Don’t tell us that the facility will create jobs for locals—this will be the case wherever the wave park is situated.
Tell us why it should be partially sited on Crown Land that has been designated to be added into the Conservation Estate since 1999 as a Proposed Nature Reserve and which serves as a buffer to the Marine Park, a buffer that should be up to 50 metres wide as best practice for protection of wetlands.
Don’t tell us that the facility will be good for tourism—this will be the case wherever the wave park is situated.
Tell us why the local and migratory birds that already bring tourists from Australia and overseas to the Reserve should be, at best, put under stress and, at worst, threatened by this commercial concern.
Don’t tell us that the facility will be accessible to people of all ages and levels of ability—this will be the case wherever the wave park is situated.
Tell us why it should be on this rare public open space with access to the peaceful river foreshore, which has significant cultural and ecological importance.
Groves Ave, Attadale
Roundup the usual suspects
JOHN’S advice to City of Fremantle to stop using glyphosate (“Ban Glyphosate”, Herald Letters, November 18, 2017),) sounds good but lacked the provision of an alternative ‘weed management’ solution.

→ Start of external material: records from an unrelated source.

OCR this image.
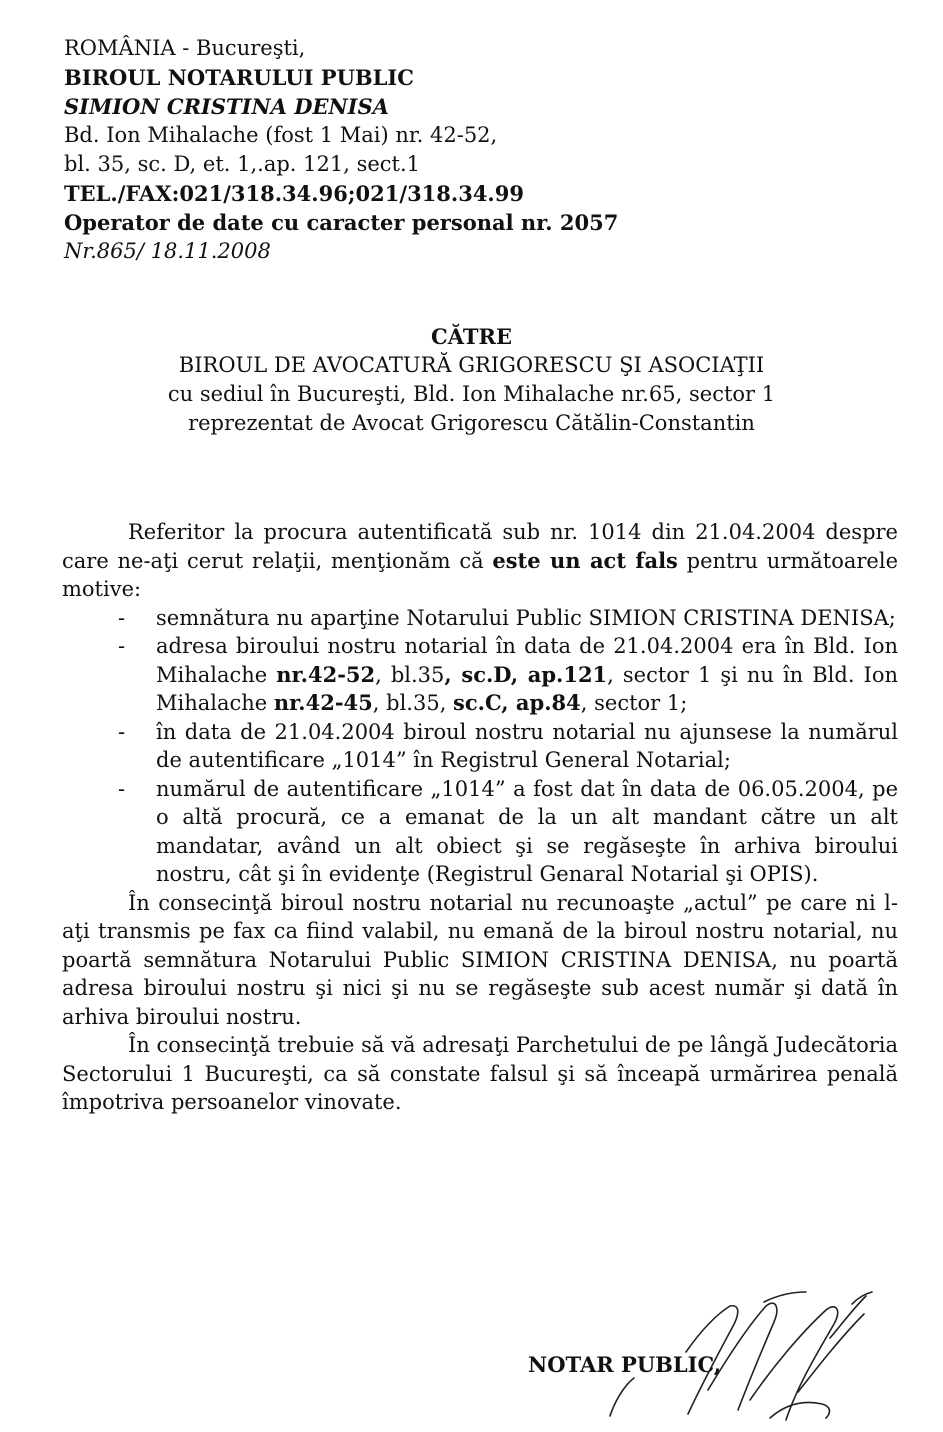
ROMÂNIA - Bucureşti,
BIROUL NOTARULUI PUBLIC
SIMION CRISTINA DENISA
Bd. Ion Mihalache (fost 1 Mai) nr. 42-52,
bl. 35, sc. D, et. 1,.ap. 121, sect.1
TEL./FAX:021/318.34.96;021/318.34.99
Operator de date cu caracter personal nr. 2057
Nr.865/ 18.11.2008
CĂTRE
BIROUL DE AVOCATURĂ GRIGORESCU ŞI ASOCIAŢII
cu sediul în Bucureşti, Bld. Ion Mihalache nr.65, sector 1
reprezentat de Avocat Grigorescu Cătălin-Constantin

Referitor la procura autentificată sub nr. 1014 din 21.04.2004 despre care ne-aţi cerut relaţii, menţionăm că este un act fals pentru următoarele motive:

- semnătura nu aparţine Notarului Public SIMION CRISTINA DENISA;
- adresa biroului nostru notarial în data de 21.04.2004 era în Bld. Ion Mihalache nr.42-52, bl.35, sc.D, ap.121, sector 1 şi nu în Bld. Ion Mihalache nr.42-45, bl.35, sc.C, ap.84, sector 1;
- în data de 21.04.2004 biroul nostru notarial nu ajunsese la numărul de autentificare „1014” în Registrul General Notarial;
- numărul de autentificare „1014” a fost dat în data de 06.05.2004, pe o altă procură, ce a emanat de la un alt mandant către un alt mandatar, având un alt obiect şi se regăseşte în arhiva biroului nostru, cât şi în evidenţe (Registrul Genaral Notarial şi OPIS).

În consecinţă biroul nostru notarial nu recunoaşte „actul” pe care ni l-aţi transmis pe fax ca fiind valabil, nu emană de la biroul nostru notarial, nu poartă semnătura Notarului Public SIMION CRISTINA DENISA, nu poartă adresa biroului nostru şi nici şi nu se regăseşte sub acest număr şi dată în arhiva biroului nostru.

În consecinţă trebuie să vă adresaţi Parchetului de pe lângă Judecătoria Sectorului 1 Bucureşti, ca să constate falsul şi să înceapă urmărirea penală împotriva persoanelor vinovate.

NOTAR PUBLIC,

Are the citizens of Fremantle more health conscious than time poor?
Would they prefer to weed the path/kerb/road adjoining their property to manage this annual nuisance?
Alternatively, given that most residents are apparently not eating the weeds (fresh or steam cured by the city’s other contractor), we could accept that the risks to most residents from the one-off annual application are extremely low.
Anyone who has watched the weed’s progress following the ‘Steam Management’ process will note that it takes four to five applications over the same growth period to ‘knock down’ the weeds.
Even when followed up with whipper snippering of the limp exposed vegetation, they still generally bounce back.
I accept that use of pesticides should to be minimised, particularly in our food chain, and will generally hand weed in my own patch.